Of note, every plan for the Bayfront released thus far includes a relocation of the Mote Aquarium, a curious fact considering that while Mote officials have started exploring relocating the aquarium downtown, Mote spokesperson Nadine Smith says no specific plans have ever been discussed and the plans circulated now have never been formally endorsed by leaders at the aquatic research institution. Mote officials definitely do want to move the aquarium downtown, and have said so in visioning documents dating back to 2010. And Dan Bebak, Mote's vice president of Education, Aquarium and Public Outreach, said the Bayfront seems a choice place, in a general sense.
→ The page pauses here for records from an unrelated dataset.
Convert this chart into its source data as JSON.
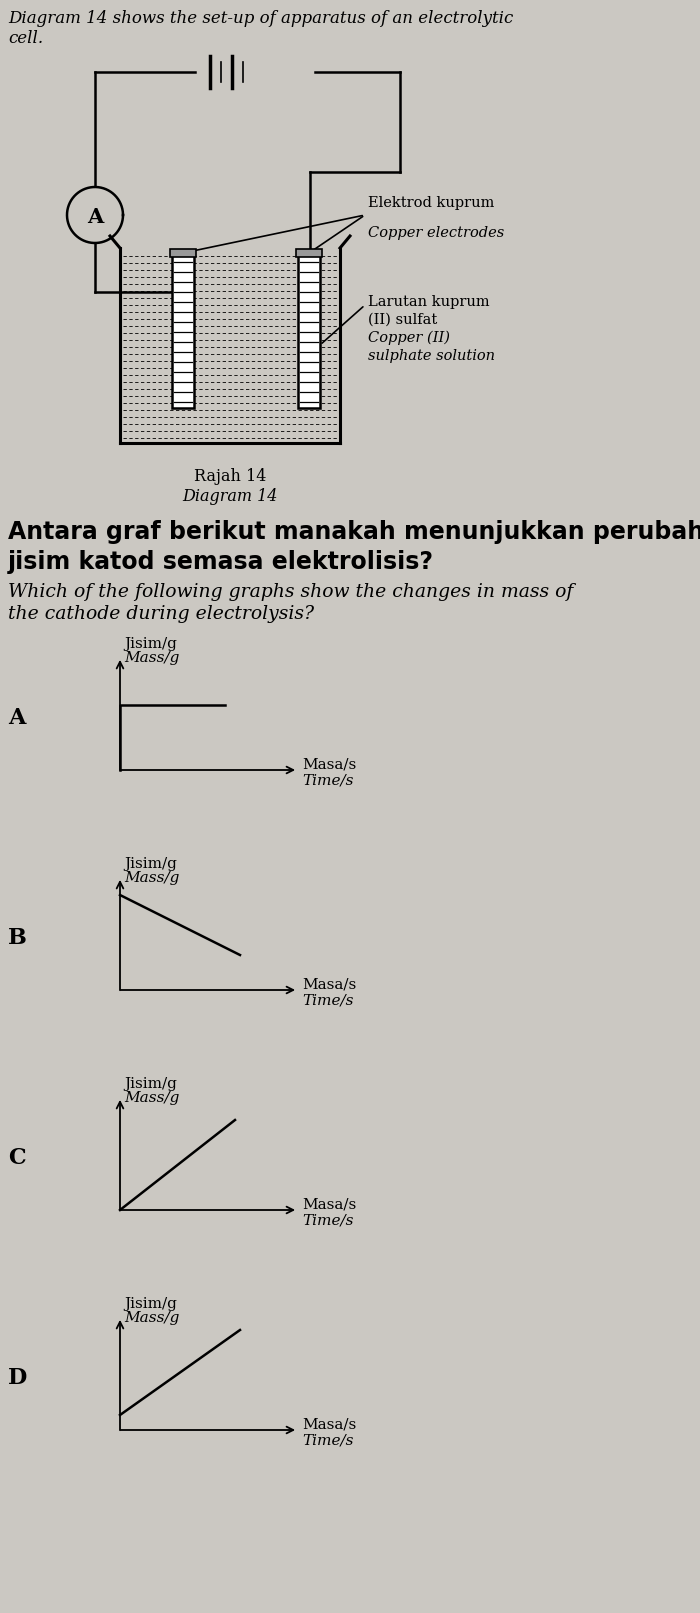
{
  "bg_color": "#cbc8c2",
  "text_color": "#1a1a1a",
  "title_line1": "Diagram 14 shows the set-up of apparatus of an electrolytic",
  "title_line2": "cell.",
  "rajah_label": "Rajah 14",
  "diagram_label": "Diagram 14",
  "question_malay_1": "Antara graf berikut manakah menunjukkan perubahan",
  "question_malay_2": "jisim katod semasa elektrolisis?",
  "question_english_1": "Which of the following graphs show the changes in mass of",
  "question_english_2": "the cathode during electrolysis?",
  "options": [
    "A",
    "B",
    "C",
    "D"
  ],
  "ylabel_malay": "Jisim/g",
  "ylabel_english": "Mass/g",
  "xlabel_malay": "Masa/s",
  "xlabel_english": "Time/s",
  "label_elektrod_malay": "Elektrod kuprum",
  "label_elektrod_english": "Copper electrodes",
  "label_larutan_1": "Larutan kuprum",
  "label_larutan_2": "(II) sulfat",
  "label_larutan_3": "Copper (II)",
  "label_larutan_4": "sulphate solution",
  "ammeter_label": "A"
}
No particular plot of land has been identified, and he said seeing plans circulate is a little like seeing plans for your new home drawn up before you ever telling someone what you’d like to see. As for what Mote does want, it needs the aquarium moved so researchers can expand into the existing City Island location, and wants a place with good foot traffic and frontage to draw in tourists and residents alike. “This is not something we are going to do in secret,” he stressed. “We want community input.” Mote has endorsed the 20:20 process, Bebak said, but that is it.
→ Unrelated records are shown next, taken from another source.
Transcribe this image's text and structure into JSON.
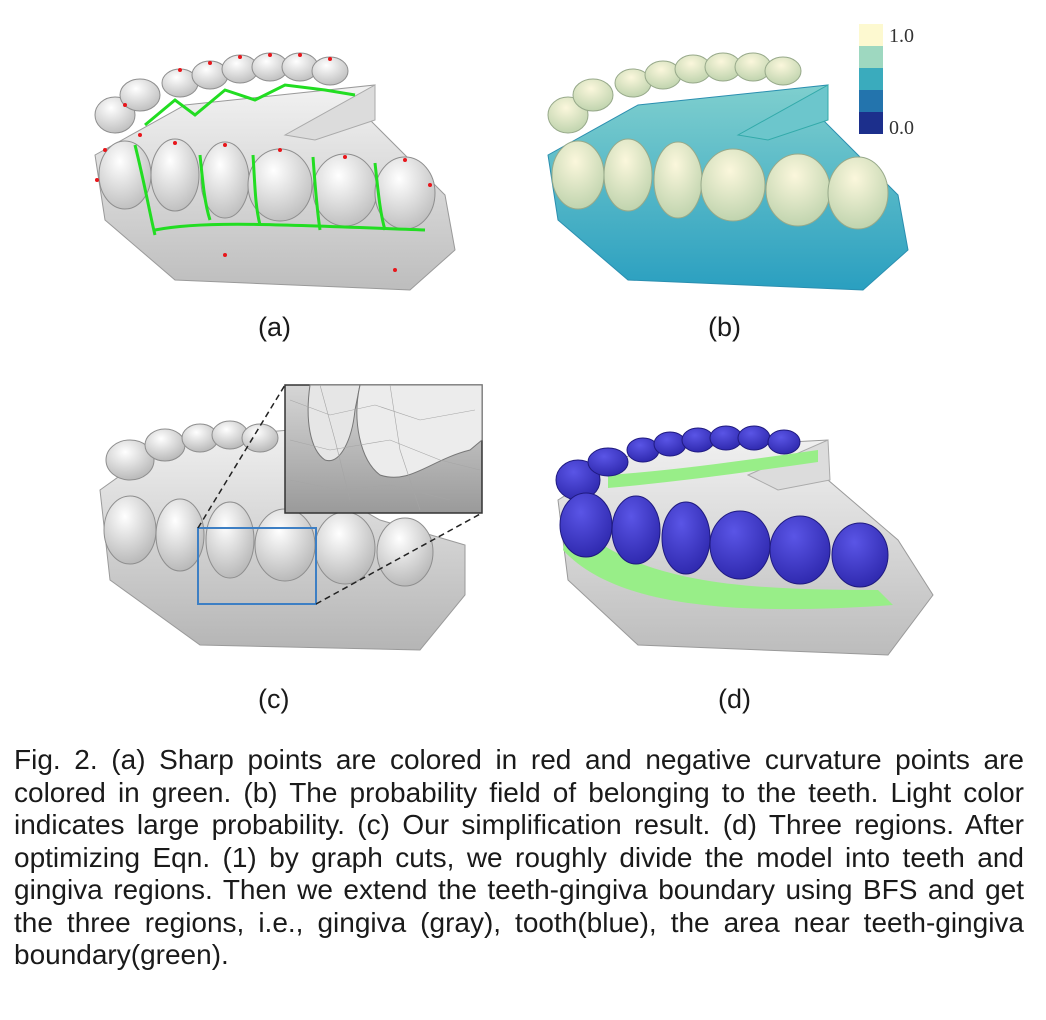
{
  "figure": {
    "panels": [
      {
        "id": "a",
        "label": "(a)"
      },
      {
        "id": "b",
        "label": "(b)"
      },
      {
        "id": "c",
        "label": "(c)"
      },
      {
        "id": "d",
        "label": "(d)"
      }
    ],
    "colorbar": {
      "max_label": "1.0",
      "min_label": "0.0",
      "colors": [
        "#fdf9d0",
        "#9ed8c0",
        "#3aabbd",
        "#2374ad",
        "#1c2f8c"
      ]
    },
    "colors": {
      "sharp_points": "#e8161b",
      "negative_curvature": "#22dd22",
      "tooth_region": "#3a34c8",
      "boundary_region": "#98ee88",
      "gingiva_region": "#d8d8d8",
      "zoom_box": "#3d7fc4"
    },
    "caption": "Fig. 2. (a) Sharp points are colored in red and negative curvature points are colored in green. (b) The probability field of belonging to the teeth. Light color indicates large probability. (c) Our simplification result. (d) Three regions. After optimizing Eqn. (1) by graph cuts, we roughly divide the model into teeth and gingiva regions. Then we extend the teeth-gingiva boundary using BFS and get the three regions, i.e., gingiva (gray), tooth(blue), the area near teeth-gingiva boundary(green)."
  }
}
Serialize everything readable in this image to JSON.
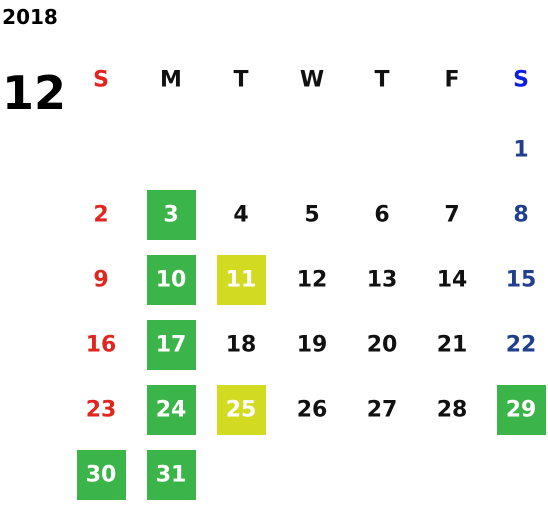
{
  "year": "2018",
  "month": "12",
  "weekdays": [
    "S",
    "M",
    "T",
    "W",
    "T",
    "F",
    "S"
  ],
  "header_colors": [
    "#e6211f",
    "#111111",
    "#111111",
    "#111111",
    "#111111",
    "#111111",
    "#0a1fe0"
  ],
  "day_colors": [
    "#e0261f",
    "#111111",
    "#111111",
    "#111111",
    "#111111",
    "#111111",
    "#203f8c"
  ],
  "weeks": [
    [
      null,
      null,
      null,
      null,
      null,
      null,
      {
        "text": "1"
      }
    ],
    [
      {
        "text": "2"
      },
      {
        "text": "3",
        "fill": "#3bb44a"
      },
      {
        "text": "4"
      },
      {
        "text": "5"
      },
      {
        "text": "6"
      },
      {
        "text": "7"
      },
      {
        "text": "8"
      }
    ],
    [
      {
        "text": "9"
      },
      {
        "text": "10",
        "fill": "#3bb44a"
      },
      {
        "text": "11",
        "fill": "#d3da22"
      },
      {
        "text": "12"
      },
      {
        "text": "13"
      },
      {
        "text": "14"
      },
      {
        "text": "15"
      }
    ],
    [
      {
        "text": "16"
      },
      {
        "text": "17",
        "fill": "#3bb44a"
      },
      {
        "text": "18"
      },
      {
        "text": "19"
      },
      {
        "text": "20"
      },
      {
        "text": "21"
      },
      {
        "text": "22"
      }
    ],
    [
      {
        "text": "23"
      },
      {
        "text": "24",
        "fill": "#3bb44a"
      },
      {
        "text": "25",
        "fill": "#d3da22"
      },
      {
        "text": "26"
      },
      {
        "text": "27"
      },
      {
        "text": "28"
      },
      {
        "text": "29",
        "fill": "#3bb44a"
      }
    ],
    [
      {
        "text": "30",
        "fill": "#3bb44a"
      },
      {
        "text": "31",
        "fill": "#3bb44a"
      },
      null,
      null,
      null,
      null,
      null
    ]
  ]
}
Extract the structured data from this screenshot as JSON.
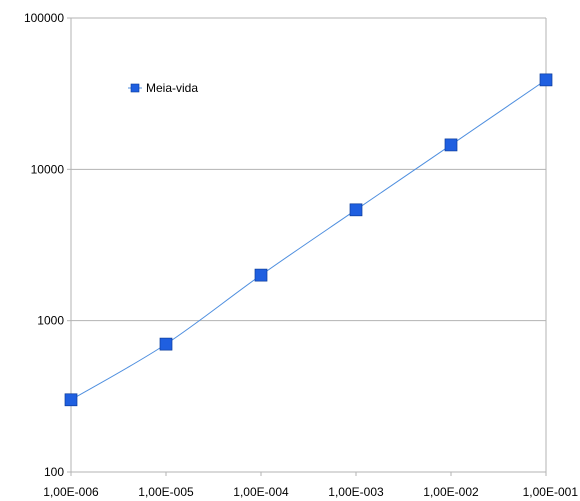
{
  "chart_data": {
    "type": "line",
    "x_scale": "log",
    "y_scale": "log",
    "x_ticks": [
      "1,00E-006",
      "1,00E-005",
      "1,00E-004",
      "1,00E-003",
      "1,00E-002",
      "1,00E-001"
    ],
    "y_ticks": [
      "100",
      "1000",
      "10000",
      "100000"
    ],
    "xlim": [
      1e-06,
      0.1
    ],
    "ylim": [
      100,
      100000
    ],
    "grid": true,
    "legend": {
      "position": "top-left",
      "entries": [
        "Meia-vida"
      ]
    },
    "series": [
      {
        "name": "Meia-vida",
        "color": "#1f5fe0",
        "line_color": "#4f8fdf",
        "marker": "square",
        "x": [
          1e-06,
          1e-05,
          0.0001,
          0.001,
          0.01,
          0.1
        ],
        "y": [
          300,
          700,
          2000,
          5400,
          14500,
          39000
        ]
      }
    ]
  }
}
But for all the friction, there seems universal desire to see something at the Bayfront besides the Van Wezel parking lot. “We’re at an important crossroads,” Klauber says. “We need to be careful about our decisions. We are doing things that will affect the lives of our children and our grandchildren.” 

 

THE WORDS

Bayfront Technically any area overlooking Sarasota Bay, city officials typically use the term to refer to the Bayfront as the span of coast, some developed and some not, to the west of Downtown Sarasota.

Connectivity Creation of a more seamless connection between two geographic areas, such as between Downtown Sarasota andthe Sarasota Bayfront.
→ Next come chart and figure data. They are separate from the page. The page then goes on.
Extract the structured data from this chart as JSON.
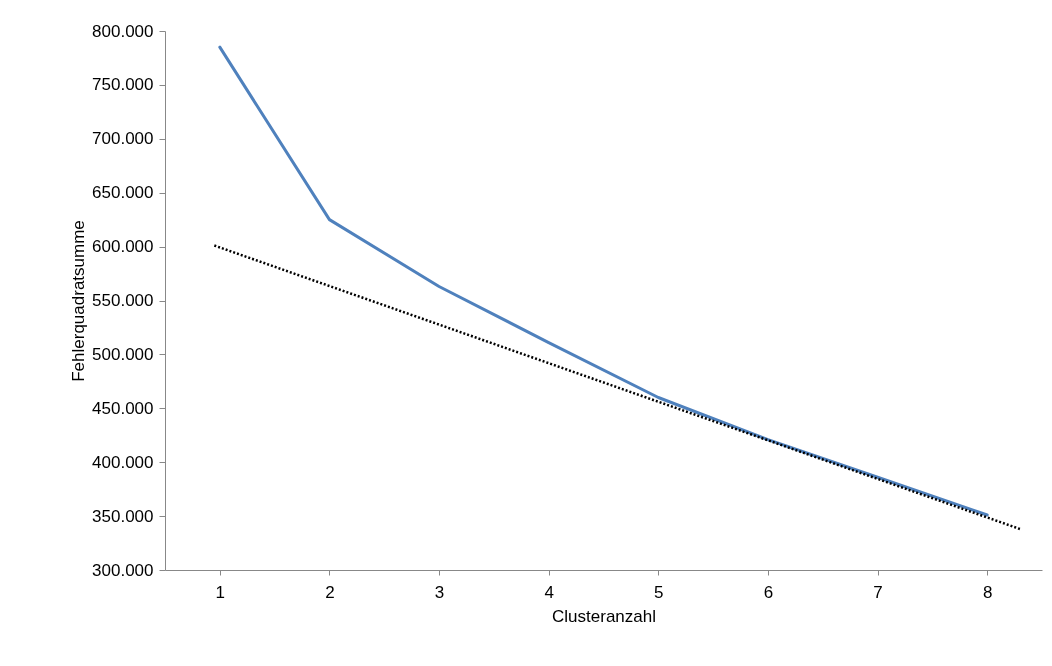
{
  "chart_data": {
    "type": "line",
    "xlabel": "Clusteranzahl",
    "ylabel": "Fehlerquadratsumme",
    "x": [
      1,
      2,
      3,
      4,
      5,
      6,
      7,
      8
    ],
    "series": [
      {
        "color": "#4f81bd",
        "values": [
          785,
          625,
          563,
          511,
          460,
          421,
          386,
          351
        ],
        "line_style": "solid"
      },
      {
        "type": "line",
        "color": "#000000",
        "x": [
          0.95,
          8.3
        ],
        "values": [
          601,
          338
        ],
        "line_style": "dotted"
      }
    ],
    "xlim": [
      0.5,
      8.5
    ],
    "xticks": [
      1,
      2,
      3,
      4,
      5,
      6,
      7,
      8
    ],
    "ylim": [
      300,
      800
    ],
    "yticks": [
      {
        "value": 300,
        "label": "300.000"
      },
      {
        "value": 350,
        "label": "350.000"
      },
      {
        "value": 400,
        "label": "400.000"
      },
      {
        "value": 450,
        "label": "450.000"
      },
      {
        "value": 500,
        "label": "500.000"
      },
      {
        "value": 550,
        "label": "550.000"
      },
      {
        "value": 600,
        "label": "600.000"
      },
      {
        "value": 650,
        "label": "650.000"
      },
      {
        "value": 700,
        "label": "700.000"
      },
      {
        "value": 750,
        "label": "750.000"
      },
      {
        "value": 800,
        "label": "800.000"
      }
    ],
    "grid": false,
    "marker": "none"
  }
}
Cultural Park District 42 acres of city-owned area of property outlined in a 2003 master plan drafted by Cooper, Robertson and Partners for the City of Sarasota, as opposed to the broader areas including pubic property being looked at by the Sarasota Bayfront 20:20 group and private developers.

Downtown CRA The Downtown Sarasota Community Redevelopment Area, set up in 1986, raised redevelopment revenue through special tax increment financing within a defined part of the city. The Downtown CRA sunsets in 2016.

Master Plan A formal plan for a region, usually commissioned through consultants by the city and drafted following a community visioning process, which lays out the way to ensure the greatest synergies from growth. Examples include Sarasota 2020 Downtown Master Plan and the Sarasota Cultural Park Master Plan.

Water Taxi Small ferries that can transport people across bodies of water. Being considered for Sarasota Bay by the city’s Urban Design Studio, Mote officials say a taxi could connect a downtown aquarium with visitors to St. Armands Circle.